Their Shenzhou ("sacred vessel") spacecraft parachuted down to the steppes of northern Inner Mongolia region at dusk. Doctors rushed to open the capsule and check the men as they readjusted to gravity and recovered from the punishing re-entry.
Spacewalker Zhai Zhigang was the first to emerge and was helped to a nearby folding chair, where he was greeted with flowers and applause and said he was "proud of his motherland."
Premier Wen Jiabao told the nation minutes later that the three were heroes for their efforts, which put China in an elite club of three nations that have managed a space walk.
"The complete success of the manned Shenzhou VII is a great stride forward for China's space technology," he said, adding that the country's efforts were focused only on science.
"Chinese people have ceaselessly sought the peaceful development and use of space technology," he said. China's rapidly advancing program has raised disquiet among Western governments and in Japan that it may have military ambitions in space, especially after conducting an anti-satellite missile test last year.
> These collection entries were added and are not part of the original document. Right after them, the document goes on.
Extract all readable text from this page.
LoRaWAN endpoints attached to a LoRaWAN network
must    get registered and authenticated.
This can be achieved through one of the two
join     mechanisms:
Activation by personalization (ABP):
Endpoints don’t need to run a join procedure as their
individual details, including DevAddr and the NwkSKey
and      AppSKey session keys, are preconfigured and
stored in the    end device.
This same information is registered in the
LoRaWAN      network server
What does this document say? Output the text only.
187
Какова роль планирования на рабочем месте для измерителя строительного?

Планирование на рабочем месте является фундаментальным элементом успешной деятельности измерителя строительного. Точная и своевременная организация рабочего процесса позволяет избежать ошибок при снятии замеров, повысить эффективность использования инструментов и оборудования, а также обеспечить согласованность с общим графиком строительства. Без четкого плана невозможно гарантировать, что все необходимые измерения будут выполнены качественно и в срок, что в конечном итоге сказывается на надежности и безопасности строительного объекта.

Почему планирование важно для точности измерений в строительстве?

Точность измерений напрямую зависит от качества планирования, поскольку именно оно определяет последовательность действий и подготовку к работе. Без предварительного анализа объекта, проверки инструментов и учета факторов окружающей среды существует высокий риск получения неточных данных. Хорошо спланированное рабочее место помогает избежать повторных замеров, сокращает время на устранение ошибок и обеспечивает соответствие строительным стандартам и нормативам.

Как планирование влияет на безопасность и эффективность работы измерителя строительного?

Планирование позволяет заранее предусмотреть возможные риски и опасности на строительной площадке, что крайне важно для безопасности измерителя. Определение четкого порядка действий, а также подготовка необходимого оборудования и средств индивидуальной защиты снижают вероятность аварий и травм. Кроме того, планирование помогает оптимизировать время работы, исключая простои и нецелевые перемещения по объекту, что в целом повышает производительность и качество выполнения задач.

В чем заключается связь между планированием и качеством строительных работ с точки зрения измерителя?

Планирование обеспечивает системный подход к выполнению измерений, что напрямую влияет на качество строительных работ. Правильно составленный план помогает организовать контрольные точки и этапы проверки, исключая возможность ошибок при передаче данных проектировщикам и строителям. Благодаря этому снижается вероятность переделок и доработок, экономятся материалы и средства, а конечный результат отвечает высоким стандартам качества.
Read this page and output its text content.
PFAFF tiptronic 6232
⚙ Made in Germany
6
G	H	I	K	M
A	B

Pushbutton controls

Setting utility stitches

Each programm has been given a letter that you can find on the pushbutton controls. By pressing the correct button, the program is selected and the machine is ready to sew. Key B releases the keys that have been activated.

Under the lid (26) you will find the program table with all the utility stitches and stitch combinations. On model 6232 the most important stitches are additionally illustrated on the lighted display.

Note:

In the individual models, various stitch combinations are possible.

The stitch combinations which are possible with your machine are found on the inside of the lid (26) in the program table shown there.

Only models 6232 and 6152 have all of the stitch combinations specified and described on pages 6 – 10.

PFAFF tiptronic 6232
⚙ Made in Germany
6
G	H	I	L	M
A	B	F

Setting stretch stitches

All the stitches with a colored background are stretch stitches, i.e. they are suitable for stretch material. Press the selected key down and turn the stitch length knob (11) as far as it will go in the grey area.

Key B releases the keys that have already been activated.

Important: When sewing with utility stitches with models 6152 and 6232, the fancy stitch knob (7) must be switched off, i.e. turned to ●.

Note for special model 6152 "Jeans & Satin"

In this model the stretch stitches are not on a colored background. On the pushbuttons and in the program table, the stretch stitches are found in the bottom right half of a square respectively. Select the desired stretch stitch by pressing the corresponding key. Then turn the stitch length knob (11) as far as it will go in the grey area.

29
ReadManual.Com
Zhai's brief but historic outing in a Chinese-designed space suit that cost $4.4 million capped a year in which the country has both coped with the tragedy of the devastating Sichuan earthquake and reveled in the Beijing Olympics.
The ability to conduct a space walk is key to a longer-term goal of assembling a space lab and then a larger space station, and maybe one day making a landing on the moon.
The feat has also provided the government with a welcome diversion from a scandal about toxic milk that has poisoned thousands of infants and killed four, inciting anger at home and tainting the "made in China" brand abroad.
From cosmopolitan Beijing and Shanghai to tiny rural hamlets, the astronauts' exploits have been followed on television by a mesmerized population, with millions glued to live broadcasts of the takeoff, space walk and landing.
The trio can expect an adoring welcome from the whole country when they are allowed out of quarantine, which the official Xinhua agency said would last around half a month.
Previous space pioneers, now national icons, have been showered with tributes and gifts ranging from luxury housing to traditional operas performed in their honor.
The fast-growing Asian power wants to be sure of a say in the future use of space and its resources, and has come a long way since late leader Mao Zedong lamented that China could not even launch a potato into space.
China's first manned spaceflight was in 2003, followed by a two-man flight in 2005. The only other countries that have sent people into space are Russia and the United States.
The mission is also a great success for the Chinese Communist Party, which next year celebrates the 60th anniversary of its ascent to power, and Premier Wen's speech was peppered with jargon that emphasized its role in the space program.